In general, no change goes into SCons unless it has one or more new
or modified tests that demonstrably exercise the bug being fixed or
the feature being added. There are exceptions to this guideline, but
they should be just that, *exceptions*. When in doubt, make sure
it's tested.
Test Organization
=================
There are three types of SCons tests:
*End-to-End Tests*
End-to-end tests of SCons are Python scripts (``*.py``) underneath the
``test/`` subdirectory. They use the test infrastructure modules in
the ``testing/framework`` subdirectory. They build set up complete
projects and call scons to execute them, checking that the behavior is
as expected.
*Unit Tests*
Unit tests for individual SCons modules live underneath the
``src/engine/`` subdirectory and are the same base name as the module
to be tests, with ``Tests`` appended before the ``.py``. For example,
the unit tests for the ``Builder.py`` module are in the
``BuilderTests.py`` script. Unit tests tend to be based on assertions.
*External Tests*
For the support of external Tools (in the form of packages, preferably),
the testing framework is extended so it can run in standalone mode.
You can start it from the top-level directory of your Tool's source tree,
where it then finds all Python scripts (``*.py``) underneath the local
``test/`` directory. This implies that Tool tests have to be kept in
a directory named ``test``, like for the SCons core.

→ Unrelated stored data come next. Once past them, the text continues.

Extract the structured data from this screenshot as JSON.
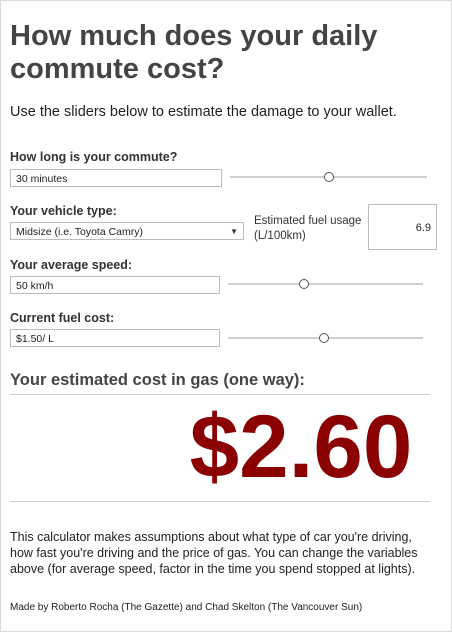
{
  "header": {
    "title": "How much does your daily commute cost?",
    "subtitle": "Use the sliders below to estimate the damage to your wallet."
  },
  "commute": {
    "label": "How long is your commute?",
    "value": "30 minutes",
    "slider_level": 0.5
  },
  "vehicle": {
    "label": "Your vehicle type:",
    "selected": "Midsize (i.e. Toyota Camry)",
    "fuel_label": "Estimated fuel usage (L/100km)",
    "fuel_value": "6.9"
  },
  "speed": {
    "label": "Your average speed:",
    "value": "50 km/h",
    "slider_level": 0.39
  },
  "fuel_cost": {
    "label": "Current fuel cost:",
    "value": "$1.50/ L",
    "slider_level": 0.49
  },
  "result": {
    "heading": "Your estimated cost in gas (one way):",
    "value": "$2.60",
    "value_color": "#8b0000"
  },
  "footer": {
    "disclaimer": "This calculator makes assumptions about what type of car you're driving, how fast you're driving and the price of gas. You can change the variables above (for average speed, factor in the time you spend stopped at lights).",
    "credit": "Made by Roberto Rocha (The Gazette) and Chad Skelton (The Vancouver Sun)"
  }
}
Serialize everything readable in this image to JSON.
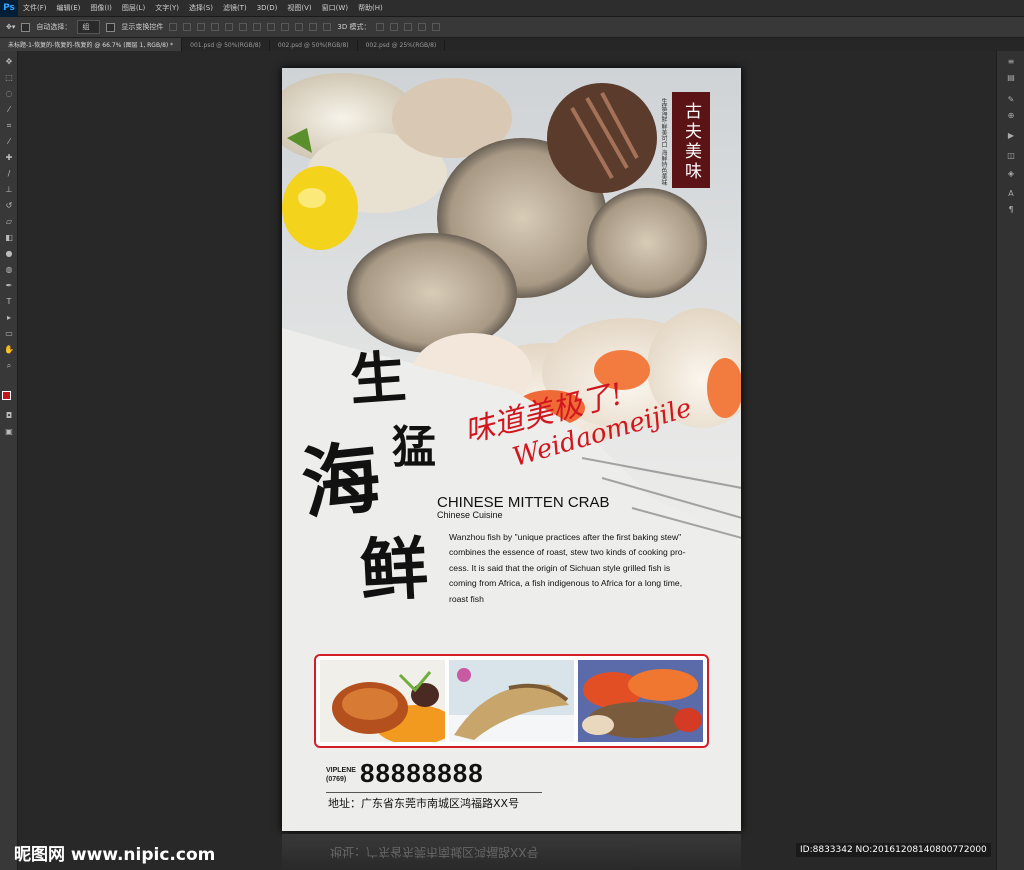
{
  "app": {
    "logo": "Ps"
  },
  "menu": [
    "文件(F)",
    "编辑(E)",
    "图像(I)",
    "图层(L)",
    "文字(Y)",
    "选择(S)",
    "滤镜(T)",
    "3D(D)",
    "视图(V)",
    "窗口(W)",
    "帮助(H)"
  ],
  "options": {
    "auto_select_label": "自动选择：",
    "auto_select_value": "组",
    "show_transform_label": "显示变换控件",
    "mode_3d_label": "3D 模式："
  },
  "tabs": [
    "未标题-1-恢复的-恢复的-恢复的 @ 66.7% (图层 1, RGB/8) *",
    "001.psd @ 50%(RGB/8)",
    "002.psd @ 50%(RGB/8)",
    "002.psd @ 25%(RGB/8)"
  ],
  "poster": {
    "seal": "古夫美味",
    "seal_sub": "生猛海鲜·鲜美可口 海鲜特色美味",
    "headline": [
      "生",
      "猛",
      "海",
      "鲜"
    ],
    "script_cn": "味道美极了!",
    "script_latin": "Weidaomeijile",
    "en_title": "CHINESE MITTEN CRAB",
    "en_sub": "Chinese   Cuisine",
    "body_lines": [
      "Wanzhou fish by \"unique practices after the first baking stew\"",
      "combines the essence of roast, stew two kinds of cooking pro-",
      "cess. It is said that the origin of Sichuan style grilled fish is",
      "coming from Africa, a fish indigenous to Africa for a long time,",
      "roast fish"
    ],
    "viplene": "VIPLENE",
    "area_code": "(0769)",
    "phone": "88888888",
    "address": "地址：广东省东莞市南城区鸿福路XX号"
  },
  "watermark": {
    "left": "昵图网 www.nipic.com",
    "right": "ID:8833342 NO:20161208140800772000"
  },
  "colors": {
    "accent_red": "#d21f25",
    "seal_brown": "#5c1315",
    "ps_blue": "#31a8ff"
  }
}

Contrasting End-to-End and Unit Tests
#####################################
In general, functionality with end-to-end tests
should be considered a hardened part of the public interface (that is,
something that a user might do) and should not be broken. Unit tests
are now considered more malleable, more for testing internal interfaces
that can change so long as we don't break users' ``SConscript`` files.
(This wasn't always the case, and there's a lot of meaty code in many
of the unit test scripts that does, in fact, capture external interface
behavior. In general, we should try to move those things to end-to-end
scripts as we find them.)
End-to-end tests are by their nature harder to debug.
You can drop straight into the Python debugger on the unit test
scripts by using the ``runtest.py --pdb`` option, but the end-to-end
tests treat an SCons invocation as a "black box" and just look for
external effects; simple methods like inserting ``print`` statements
in the SCons code itself can disrupt those external effects.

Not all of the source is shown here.